Dikili Belediye Başkanı Osman Özgüven’e yakışmadı.
Yakıştıramadım...
Çünkü;
Suçsuz, hatta günahsız olduğuna yüzde 100 eminim.
Bergama Ağır Ceza, “İhaleye fesat karışma” suçundan mahkum etmişti.
Yargıtay da 8 yıl cezayı onadı.
Hiç önemi yok.
Çünkü hepimiz biliyoruz ki, Özgüven, ne ihaleye fesat karıştıracak bir adamdır, ne yetimin parasını yiyecek kadar vicdansızdır.
O Dikili’nin Castro’sudur.
Ya da Cesur Yürek’i...
Ancak;
Dün, Dikili’de O’nun için toplanan;
Binlerce kişi yakalarına “Bizi de alın” yazılı kokartlar takıp, bu sloganı meydanlarda tek yürek, tek ses haykırırken...
“Hepimiz Özgüveniz” diye, yüzlerine portresini geçirerek binlerce kişi yürürken...
O’nun gizlice Adnan Menderes Havaalanı Dış Hatları’ndan yurtdışına çıkış yaparak kaçması, bana göre kendisini sevenlere sanki biraz ihanetvari haksızlık oldu.

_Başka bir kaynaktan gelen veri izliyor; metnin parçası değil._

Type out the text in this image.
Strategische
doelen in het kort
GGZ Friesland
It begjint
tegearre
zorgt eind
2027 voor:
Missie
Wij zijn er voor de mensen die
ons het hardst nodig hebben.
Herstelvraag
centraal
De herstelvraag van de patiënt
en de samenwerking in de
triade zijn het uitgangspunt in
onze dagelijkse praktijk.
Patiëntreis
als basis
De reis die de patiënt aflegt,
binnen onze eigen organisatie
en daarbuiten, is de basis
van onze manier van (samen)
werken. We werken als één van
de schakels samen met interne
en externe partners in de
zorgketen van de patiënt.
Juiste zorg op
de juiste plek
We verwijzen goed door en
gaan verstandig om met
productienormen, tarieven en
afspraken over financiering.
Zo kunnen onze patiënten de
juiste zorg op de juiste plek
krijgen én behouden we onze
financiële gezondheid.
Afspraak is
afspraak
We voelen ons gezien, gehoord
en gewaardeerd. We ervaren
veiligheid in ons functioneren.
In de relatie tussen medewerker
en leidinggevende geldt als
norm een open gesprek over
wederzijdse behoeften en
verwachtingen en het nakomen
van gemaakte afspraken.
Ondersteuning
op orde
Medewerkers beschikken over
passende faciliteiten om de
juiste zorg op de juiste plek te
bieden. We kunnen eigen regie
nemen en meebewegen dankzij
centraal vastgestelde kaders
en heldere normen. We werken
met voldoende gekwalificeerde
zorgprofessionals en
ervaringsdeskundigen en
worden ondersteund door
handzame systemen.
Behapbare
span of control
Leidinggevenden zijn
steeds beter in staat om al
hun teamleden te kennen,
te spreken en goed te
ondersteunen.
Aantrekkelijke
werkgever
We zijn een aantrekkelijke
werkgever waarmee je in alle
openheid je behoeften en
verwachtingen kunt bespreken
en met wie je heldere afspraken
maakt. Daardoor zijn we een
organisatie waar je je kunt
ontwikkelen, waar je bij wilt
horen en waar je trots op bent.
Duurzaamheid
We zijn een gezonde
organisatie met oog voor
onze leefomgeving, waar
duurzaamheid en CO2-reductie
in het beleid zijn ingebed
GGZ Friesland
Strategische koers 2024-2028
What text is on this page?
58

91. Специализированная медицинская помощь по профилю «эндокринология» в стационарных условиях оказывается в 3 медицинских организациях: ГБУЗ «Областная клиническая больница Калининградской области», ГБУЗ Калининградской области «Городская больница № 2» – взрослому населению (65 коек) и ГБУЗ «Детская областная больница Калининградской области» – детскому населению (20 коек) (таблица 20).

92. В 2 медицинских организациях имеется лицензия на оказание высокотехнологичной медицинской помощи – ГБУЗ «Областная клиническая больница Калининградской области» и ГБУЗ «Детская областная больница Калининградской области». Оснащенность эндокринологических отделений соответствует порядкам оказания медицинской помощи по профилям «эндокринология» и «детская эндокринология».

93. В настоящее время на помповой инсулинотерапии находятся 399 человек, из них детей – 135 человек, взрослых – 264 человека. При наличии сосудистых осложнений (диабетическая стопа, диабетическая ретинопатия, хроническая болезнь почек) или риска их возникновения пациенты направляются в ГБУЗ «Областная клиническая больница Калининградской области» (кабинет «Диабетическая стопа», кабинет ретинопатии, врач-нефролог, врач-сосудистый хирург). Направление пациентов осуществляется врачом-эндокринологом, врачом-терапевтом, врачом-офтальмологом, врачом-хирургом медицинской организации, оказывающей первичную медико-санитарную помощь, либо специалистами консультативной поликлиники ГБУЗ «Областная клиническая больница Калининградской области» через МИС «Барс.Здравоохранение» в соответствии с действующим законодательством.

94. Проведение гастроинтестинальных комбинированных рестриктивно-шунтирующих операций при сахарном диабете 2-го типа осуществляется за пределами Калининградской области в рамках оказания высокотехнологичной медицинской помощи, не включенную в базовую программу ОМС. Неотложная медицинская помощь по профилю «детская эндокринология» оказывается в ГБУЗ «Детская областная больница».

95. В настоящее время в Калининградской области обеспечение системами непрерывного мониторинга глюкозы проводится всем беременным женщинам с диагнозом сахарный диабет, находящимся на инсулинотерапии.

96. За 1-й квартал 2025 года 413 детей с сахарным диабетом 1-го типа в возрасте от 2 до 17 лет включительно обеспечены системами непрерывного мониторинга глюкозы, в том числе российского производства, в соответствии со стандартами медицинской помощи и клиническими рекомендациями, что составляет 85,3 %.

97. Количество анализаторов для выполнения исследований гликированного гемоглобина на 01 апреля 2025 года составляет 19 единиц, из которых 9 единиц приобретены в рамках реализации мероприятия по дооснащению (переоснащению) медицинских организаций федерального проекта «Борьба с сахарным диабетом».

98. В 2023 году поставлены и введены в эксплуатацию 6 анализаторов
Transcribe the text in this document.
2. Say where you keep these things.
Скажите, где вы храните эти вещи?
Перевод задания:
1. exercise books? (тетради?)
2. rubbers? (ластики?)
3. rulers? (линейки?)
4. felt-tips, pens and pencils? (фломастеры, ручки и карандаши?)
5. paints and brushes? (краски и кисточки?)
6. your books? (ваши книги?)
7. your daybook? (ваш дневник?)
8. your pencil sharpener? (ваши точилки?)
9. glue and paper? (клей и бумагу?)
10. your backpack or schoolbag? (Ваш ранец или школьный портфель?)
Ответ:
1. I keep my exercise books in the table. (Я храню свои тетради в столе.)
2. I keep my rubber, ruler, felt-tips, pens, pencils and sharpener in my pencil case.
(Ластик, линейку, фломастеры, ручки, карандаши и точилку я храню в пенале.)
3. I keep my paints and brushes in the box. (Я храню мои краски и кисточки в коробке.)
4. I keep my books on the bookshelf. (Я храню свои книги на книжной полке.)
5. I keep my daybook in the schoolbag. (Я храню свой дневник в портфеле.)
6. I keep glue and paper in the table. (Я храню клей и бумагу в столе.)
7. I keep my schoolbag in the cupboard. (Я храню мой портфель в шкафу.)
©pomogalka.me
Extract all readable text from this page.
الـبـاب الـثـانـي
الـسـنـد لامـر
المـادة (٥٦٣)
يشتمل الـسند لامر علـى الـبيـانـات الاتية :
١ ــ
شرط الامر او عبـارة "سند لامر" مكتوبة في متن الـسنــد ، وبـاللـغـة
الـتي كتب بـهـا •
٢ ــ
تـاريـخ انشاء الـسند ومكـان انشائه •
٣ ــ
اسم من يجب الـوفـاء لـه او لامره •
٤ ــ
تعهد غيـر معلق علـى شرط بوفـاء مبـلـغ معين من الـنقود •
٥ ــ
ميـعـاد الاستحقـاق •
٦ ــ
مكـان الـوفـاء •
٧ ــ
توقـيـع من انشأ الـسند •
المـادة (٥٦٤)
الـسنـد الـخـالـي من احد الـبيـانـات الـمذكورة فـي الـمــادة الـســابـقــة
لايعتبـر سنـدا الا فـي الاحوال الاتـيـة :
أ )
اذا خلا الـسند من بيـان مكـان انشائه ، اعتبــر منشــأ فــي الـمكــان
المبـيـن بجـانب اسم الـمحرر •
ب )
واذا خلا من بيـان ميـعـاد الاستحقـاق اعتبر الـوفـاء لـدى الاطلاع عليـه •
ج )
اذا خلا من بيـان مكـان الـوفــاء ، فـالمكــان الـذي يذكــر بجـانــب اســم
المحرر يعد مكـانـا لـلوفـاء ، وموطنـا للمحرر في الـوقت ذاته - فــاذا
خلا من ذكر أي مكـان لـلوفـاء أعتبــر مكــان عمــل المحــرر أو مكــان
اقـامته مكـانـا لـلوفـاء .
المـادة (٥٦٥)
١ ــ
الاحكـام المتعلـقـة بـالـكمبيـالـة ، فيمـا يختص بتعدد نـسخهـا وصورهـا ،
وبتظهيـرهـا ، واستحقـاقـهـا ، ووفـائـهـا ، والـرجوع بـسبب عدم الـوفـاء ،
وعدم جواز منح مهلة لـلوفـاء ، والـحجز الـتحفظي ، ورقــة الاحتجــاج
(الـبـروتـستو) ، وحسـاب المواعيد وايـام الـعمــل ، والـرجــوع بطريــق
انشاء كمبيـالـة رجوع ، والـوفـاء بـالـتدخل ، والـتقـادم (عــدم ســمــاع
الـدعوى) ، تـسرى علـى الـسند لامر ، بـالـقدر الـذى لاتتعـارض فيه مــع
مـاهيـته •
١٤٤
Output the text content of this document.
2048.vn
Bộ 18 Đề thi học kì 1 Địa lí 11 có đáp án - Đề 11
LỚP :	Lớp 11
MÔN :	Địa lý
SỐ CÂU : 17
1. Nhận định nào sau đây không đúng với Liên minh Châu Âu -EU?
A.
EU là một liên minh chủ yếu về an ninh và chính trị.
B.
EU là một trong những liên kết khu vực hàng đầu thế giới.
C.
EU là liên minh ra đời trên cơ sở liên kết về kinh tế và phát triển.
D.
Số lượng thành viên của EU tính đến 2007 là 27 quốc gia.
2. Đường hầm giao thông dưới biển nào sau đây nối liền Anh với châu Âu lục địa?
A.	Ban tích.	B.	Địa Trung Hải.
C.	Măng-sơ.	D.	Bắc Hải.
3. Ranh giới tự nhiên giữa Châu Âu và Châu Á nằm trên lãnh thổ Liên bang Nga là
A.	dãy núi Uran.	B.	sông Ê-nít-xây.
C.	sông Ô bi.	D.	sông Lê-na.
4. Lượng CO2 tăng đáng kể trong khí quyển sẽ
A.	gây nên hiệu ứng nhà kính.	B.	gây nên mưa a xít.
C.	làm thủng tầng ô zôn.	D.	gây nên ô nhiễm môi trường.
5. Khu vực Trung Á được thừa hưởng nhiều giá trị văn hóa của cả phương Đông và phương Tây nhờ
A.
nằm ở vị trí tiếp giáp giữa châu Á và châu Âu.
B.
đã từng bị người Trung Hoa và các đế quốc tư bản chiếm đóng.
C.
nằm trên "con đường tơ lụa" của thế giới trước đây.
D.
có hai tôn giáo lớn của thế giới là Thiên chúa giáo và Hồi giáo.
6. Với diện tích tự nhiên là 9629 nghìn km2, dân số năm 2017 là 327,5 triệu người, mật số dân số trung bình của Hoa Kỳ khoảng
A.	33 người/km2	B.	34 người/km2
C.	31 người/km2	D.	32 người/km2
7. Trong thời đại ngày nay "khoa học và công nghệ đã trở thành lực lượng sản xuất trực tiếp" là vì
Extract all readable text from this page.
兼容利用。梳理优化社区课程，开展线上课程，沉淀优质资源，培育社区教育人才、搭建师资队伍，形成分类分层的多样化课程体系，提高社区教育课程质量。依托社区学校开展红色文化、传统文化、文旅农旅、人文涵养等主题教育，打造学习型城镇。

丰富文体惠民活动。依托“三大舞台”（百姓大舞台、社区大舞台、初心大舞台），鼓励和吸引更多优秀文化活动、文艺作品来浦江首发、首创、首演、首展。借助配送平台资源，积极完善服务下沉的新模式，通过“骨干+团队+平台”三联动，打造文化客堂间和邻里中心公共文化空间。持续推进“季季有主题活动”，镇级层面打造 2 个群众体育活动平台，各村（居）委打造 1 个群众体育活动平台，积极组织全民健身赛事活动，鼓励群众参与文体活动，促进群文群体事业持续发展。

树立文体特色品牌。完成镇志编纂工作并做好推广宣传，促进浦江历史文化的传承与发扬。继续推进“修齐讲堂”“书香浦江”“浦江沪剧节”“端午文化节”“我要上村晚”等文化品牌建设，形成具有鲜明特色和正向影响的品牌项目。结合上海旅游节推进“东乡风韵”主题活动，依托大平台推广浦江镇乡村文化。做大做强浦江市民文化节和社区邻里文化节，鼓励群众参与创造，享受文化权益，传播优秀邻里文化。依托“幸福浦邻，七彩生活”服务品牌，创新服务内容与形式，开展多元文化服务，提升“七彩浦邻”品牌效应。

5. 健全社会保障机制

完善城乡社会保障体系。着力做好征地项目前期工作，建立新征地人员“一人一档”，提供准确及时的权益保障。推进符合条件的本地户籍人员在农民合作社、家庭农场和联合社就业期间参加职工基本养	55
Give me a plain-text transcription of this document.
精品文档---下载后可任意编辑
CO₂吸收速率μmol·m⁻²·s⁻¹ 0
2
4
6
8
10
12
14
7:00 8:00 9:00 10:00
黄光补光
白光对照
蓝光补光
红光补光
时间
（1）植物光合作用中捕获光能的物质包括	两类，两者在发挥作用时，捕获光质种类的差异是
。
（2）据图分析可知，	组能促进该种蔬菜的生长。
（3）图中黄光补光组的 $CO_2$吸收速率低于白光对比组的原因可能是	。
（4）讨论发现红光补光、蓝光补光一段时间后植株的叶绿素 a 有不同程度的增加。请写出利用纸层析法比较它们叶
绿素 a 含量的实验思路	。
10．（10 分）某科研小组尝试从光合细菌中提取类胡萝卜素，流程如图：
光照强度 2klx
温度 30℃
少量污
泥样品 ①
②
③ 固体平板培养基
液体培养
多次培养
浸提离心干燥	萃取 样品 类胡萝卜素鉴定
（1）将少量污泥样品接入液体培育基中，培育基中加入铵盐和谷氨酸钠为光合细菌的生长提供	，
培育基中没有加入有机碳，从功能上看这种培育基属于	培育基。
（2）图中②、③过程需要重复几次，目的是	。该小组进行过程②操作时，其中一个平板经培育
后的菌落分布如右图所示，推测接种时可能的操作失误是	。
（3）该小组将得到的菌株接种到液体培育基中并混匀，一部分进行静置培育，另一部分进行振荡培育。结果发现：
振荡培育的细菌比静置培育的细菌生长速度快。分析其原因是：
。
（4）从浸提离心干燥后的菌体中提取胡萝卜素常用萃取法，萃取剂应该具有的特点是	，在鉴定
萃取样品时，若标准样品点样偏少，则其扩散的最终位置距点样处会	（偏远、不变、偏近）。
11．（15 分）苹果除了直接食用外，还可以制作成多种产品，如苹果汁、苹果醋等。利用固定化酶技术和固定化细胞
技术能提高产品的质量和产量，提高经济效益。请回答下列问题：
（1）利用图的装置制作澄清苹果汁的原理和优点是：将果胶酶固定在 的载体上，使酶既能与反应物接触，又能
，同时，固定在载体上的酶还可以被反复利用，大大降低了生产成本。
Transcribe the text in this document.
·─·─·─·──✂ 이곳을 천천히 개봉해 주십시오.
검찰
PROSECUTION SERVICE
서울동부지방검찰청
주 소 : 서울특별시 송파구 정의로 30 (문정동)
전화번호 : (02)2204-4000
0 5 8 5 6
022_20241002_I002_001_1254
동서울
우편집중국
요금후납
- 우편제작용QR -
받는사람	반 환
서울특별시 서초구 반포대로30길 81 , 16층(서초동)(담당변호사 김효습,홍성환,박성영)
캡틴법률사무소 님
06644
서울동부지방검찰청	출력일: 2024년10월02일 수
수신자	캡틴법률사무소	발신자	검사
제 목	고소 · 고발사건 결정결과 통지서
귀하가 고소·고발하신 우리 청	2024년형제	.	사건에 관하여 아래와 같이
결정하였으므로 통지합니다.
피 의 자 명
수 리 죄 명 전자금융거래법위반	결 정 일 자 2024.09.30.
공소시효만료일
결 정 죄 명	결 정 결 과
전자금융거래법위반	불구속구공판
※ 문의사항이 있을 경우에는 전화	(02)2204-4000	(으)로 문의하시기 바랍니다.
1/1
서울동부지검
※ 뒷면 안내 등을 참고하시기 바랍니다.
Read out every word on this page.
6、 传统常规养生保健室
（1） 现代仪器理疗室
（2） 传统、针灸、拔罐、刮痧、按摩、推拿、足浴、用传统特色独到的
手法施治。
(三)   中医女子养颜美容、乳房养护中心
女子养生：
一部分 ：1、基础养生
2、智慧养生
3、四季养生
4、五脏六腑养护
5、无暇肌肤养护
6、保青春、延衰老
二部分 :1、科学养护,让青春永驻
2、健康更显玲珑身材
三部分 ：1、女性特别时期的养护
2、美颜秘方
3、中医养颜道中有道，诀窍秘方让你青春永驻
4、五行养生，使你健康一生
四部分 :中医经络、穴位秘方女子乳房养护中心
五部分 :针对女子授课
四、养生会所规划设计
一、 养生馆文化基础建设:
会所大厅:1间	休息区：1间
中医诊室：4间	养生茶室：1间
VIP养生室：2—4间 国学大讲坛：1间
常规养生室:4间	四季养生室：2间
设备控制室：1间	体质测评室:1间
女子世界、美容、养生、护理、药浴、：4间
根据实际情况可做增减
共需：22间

Peki, işlemediği bir suçtan dolayı 8 yıl hapis mi yatmalıydı?
Gerekirse evet...
Çünkü hepimiz O’na;
Cesur Yürek diyorduk...
Bir yandan da 68 yaşına gelmiş bir kişinin, sudan bir neden yüzünden 8 yıl; düşün infazı 5.5 yıldan fazla hapis yatacak olmasını düşünüyorum da...
“İnsanın ömrünün son demini, cezaevinde geçirmek yerine, “kaçak” olarak yaşaması mı daha doğru?” diye konuşuyorum kendimle...
Kararı sizin vicdanlarınıza bırakıyorum...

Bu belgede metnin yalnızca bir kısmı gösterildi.